AUGUSTA, Maine — Democrats who control Maine’s Legislature on Tuesday rebuffed a Republican effort to oust the state’s top election official over her decision to remove former President Donald Trump from the state ballot over his role in the attack on the U.S. Capitol January 6, 2021.

The Maine House voted 80-60 along party lines to reject an impeachment resolution against Shenna Bellows, the first secretary of state in history to prevent someone from running for president by invoking the insurrection clause of the U.S. Constitution.

Bellows has called the impeachment effort political theater and has vowed to abide by any legal ruling on her decision to keep Trump out of Maine’s March 5 primary, which is being appealed to the Maine Superior Court.

Republicans are outraged by Bellows’ conclusion that the Republican Party leader is not meeting voting requirements. They argued that her decision disenfranchised the more than 300,000 voters in Maine who chose Trump in the last election.

But they had encountered major difficulties in seeking retaliation against the Democrat.

The proposal called for a panel to investigate Bellows’ actions and report to the 151-member House for an impeachment vote. Had the proposal moved forward, there would have been a trial in the 35-member Senate, where Democrats also have a majority.
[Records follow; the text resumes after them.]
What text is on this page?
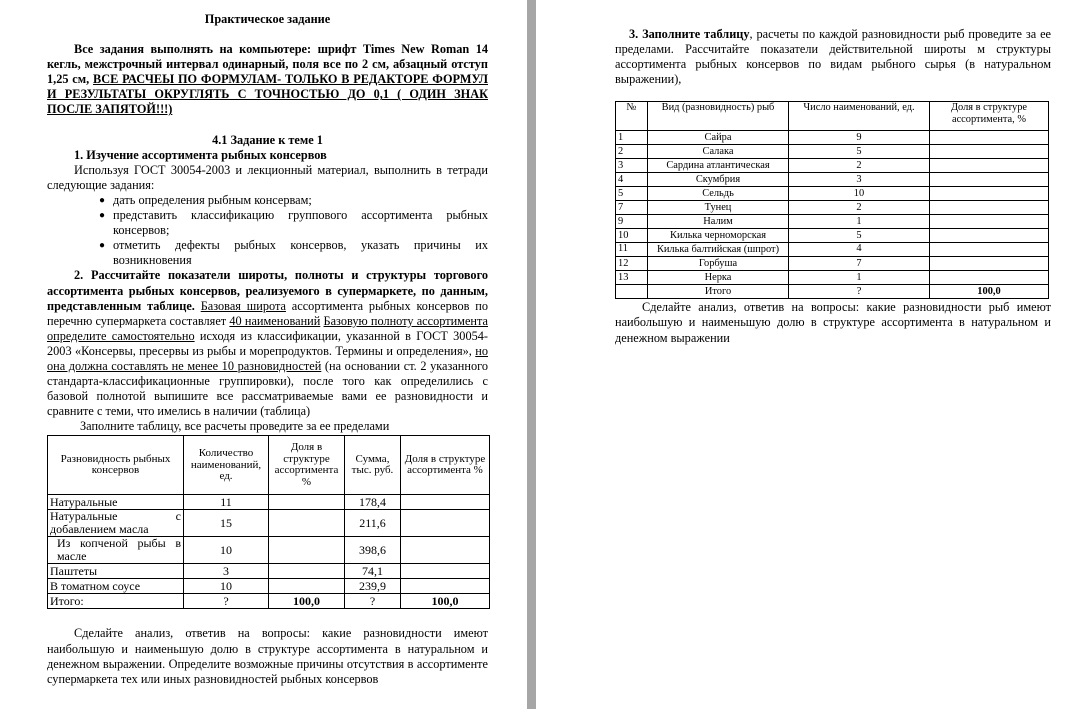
Практическое задание

Все задания выполнять на компьютере: шрифт Times New Roman 14 кегль, межстрочный интервал одинарный, поля все по 2 см, абзацный отступ 1,25 см, ВСЕ РАСЧЕЫ ПО ФОРМУЛАМ- ТОЛЬКО В РЕДАКТОРЕ ФОРМУЛ И РЕЗУЛЬТАТЫ ОКРУГЛЯТЬ С ТОЧНОСТЬЮ ДО 0,1 ( ОДИН ЗНАК ПОСЛЕ ЗАПЯТОЙ!!!)

4.1 Задание к теме 1

1. Изучение ассортимента рыбных консервов

Используя ГОСТ 30054-2003 и лекционный материал, выполнить в тетради следующие задания:

● дать определения рыбным консервам;
● представить классификацию группового ассортимента рыбных консервов;
● отметить дефекты рыбных консервов, указать причины их возникновения

2. Рассчитайте показатели широты, полноты и структуры торгового ассортимента рыбных консервов, реализуемого в супермаркете, по данным, представленным таблице. Базовая широта ассортимента рыбных консервов по перечню супермаркета составляет 40 наименований Базовую полноту ассортимента определите самостоятельно исходя из классификации, указанной в ГОСТ 30054-2003 «Консервы, пресервы из рыбы и морепродуктов. Термины и определения», но она должна составлять не менее 10 разновидностей (на основании ст. 2 указанного стандарта-классификационные группировки), после того как определились с базовой полнотой выпишите все рассматриваемые вами ее разновидности и сравните с теми, что имелись в наличии (таблица)

Заполните таблицу, все расчеты проведите за ее пределами

Разновидность рыбных консервов	Количество наименований, ед.	Доля в структуре ассортимента %	Сумма, тыс. руб.	Доля в структуре ассортимента %
Натуральные	11		178,4	
Натуральные с добавлением масла	15		211,6	
Из копченой рыбы в масле	10		398,6	
Паштеты	3		74,1	
В томатном соусе	10		239,9	
Итого:	?	100,0	?	100,0

Сделайте анализ, ответив на вопросы: какие разновидности имеют наибольшую и наименьшую долю в структуре ассортимента в натуральном и денежном выражении. Определите возможные причины отсутствия в ассортименте супермаркета тех или иных разновидностей рыбных консервов

3. Заполните таблицу, расчеты по каждой разновидности рыб проведите за ее пределами. Рассчитайте показатели действительной широты м структуры ассортимента рыбных консервов по видам рыбного сырья (в натуральном выражении),

№	Вид (разновидность) рыб	Число наименований, ед.	Доля в структуре ассортимента, %
1	Сайра	9	
2	Салака	5	
3	Сардина атлантическая	2	
4	Скумбрия	3	
5	Сельдь	10	
7	Тунец	2	
9	Налим	1	
10	Килька черноморская	5	
11	Килька балтийская (шпрот)	4	
12	Горбуша	7	
13	Нерка	1	
	Итого	?	100,0

Сделайте анализ, ответив на вопросы: какие разновидности рыб имеют наибольшую и наименьшую долю в структуре ассортимента в натуральном и денежном выражении
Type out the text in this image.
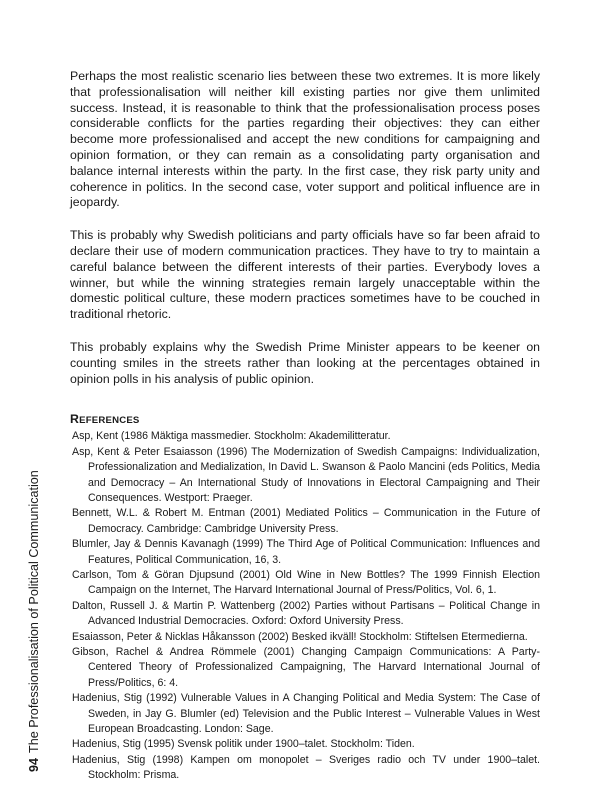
Perhaps the most realistic scenario lies between these two extremes. It is more likely that professionalisation will neither kill existing parties nor give them unlimited success. Instead, it is reasonable to think that the professionalisation process poses considerable conflicts for the parties regarding their objectives: they can either become more professionalised and accept the new conditions for campaigning and opinion formation, or they can remain as a consolidating party organisation and balance internal interests within the party. In the first case, they risk party unity and coherence in politics. In the second case, voter support and political influence are in jeopardy.

This is probably why Swedish politicians and party officials have so far been afraid to declare their use of modern communication practices. They have to try to maintain a careful balance between the different interests of their parties. Everybody loves a winner, but while the winning strategies remain largely unacceptable within the domestic political culture, these modern practices sometimes have to be couched in traditional rhetoric.

This probably explains why the Swedish Prime Minister appears to be keener on counting smiles in the streets rather than looking at the percentages obtained in opinion polls in his analysis of public opinion.

REFERENCES
Asp, Kent (1986 Mäktiga massmedier. Stockholm: Akademilitteratur.
Asp, Kent & Peter Esaiasson (1996) The Modernization of Swedish Campaigns: Individualization, Professionalization and Medialization, In David L. Swanson & Paolo Mancini (eds Politics, Media and Democracy – An International Study of Innovations in Electoral Campaigning and Their Consequences. Westport: Praeger.
Bennett, W.L. & Robert M. Entman (2001) Mediated Politics – Communication in the Future of Democracy. Cambridge: Cambridge University Press.
Blumler, Jay & Dennis Kavanagh (1999) The Third Age of Political Communication: Influences and Features, Political Communication, 16, 3.
Carlson, Tom & Göran Djupsund (2001) Old Wine in New Bottles? The 1999 Finnish Election Campaign on the Internet, The Harvard International Journal of Press/Politics, Vol. 6, 1.
Dalton, Russell J. & Martin P. Wattenberg (2002) Parties without Partisans – Political Change in Advanced Industrial Democracies. Oxford: Oxford University Press.
Esaiasson, Peter & Nicklas Håkansson (2002) Besked ikväll! Stockholm: Stiftelsen Etermedierna.
Gibson, Rachel & Andrea Römmele (2001) Changing Campaign Communications: A Party-Centered Theory of Professionalized Campaigning, The Harvard International Journal of Press/Politics, 6: 4.
Hadenius, Stig (1992) Vulnerable Values in A Changing Political and Media System: The Case of Sweden, in Jay G. Blumler (ed) Television and the Public Interest – Vulnerable Values in West European Broadcasting. London: Sage.
Hadenius, Stig (1995) Svensk politik under 1900–talet. Stockholm: Tiden.
Hadenius, Stig (1998) Kampen om monopolet – Sveriges radio och TV under 1900–talet. Stockholm: Prisma.
94The Professionalisation of Political Communication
Section 3 of the 14th Amendment prohibits those “engaged in insurrection” from holding office. Some legal scholars say the post-Civil War clause applies to Trump because of his role in overturning the 2020 presidential election and encouraging his supporters to storm the U.S. Capitol on Jan. 6, 2021.

So far, Colorado is the only other state that has excluded Trump from the ballot. This Colorado Supreme Court decision is currently being appealed to the U.S. Supreme Court.

On Monday, Trump’s lawyers asked a judge to put on hold his appeal of Bellow’s decision to allow time for a U.S. Supreme Court ruling that could make it moot.

Bellows, 48, is Maine’s 50th secretary of state and the first woman to hold the position. She started in January 2021 after being elected by lawmakers.

The former senator also served as executive director of the American Civil Liberties Union of Maine from 2005 to 2013 and worked on successful efforts to legalize same-sex marriage, same-day voter registration and ranked choice voting.

Although Maine has only four electoral votes, it is one of two states that split them, so the state could have been more important in what is expected to be a close race. Trump earned one of Maine’s electors when he was elected in 2016 and again in 2020 when he lost reelection.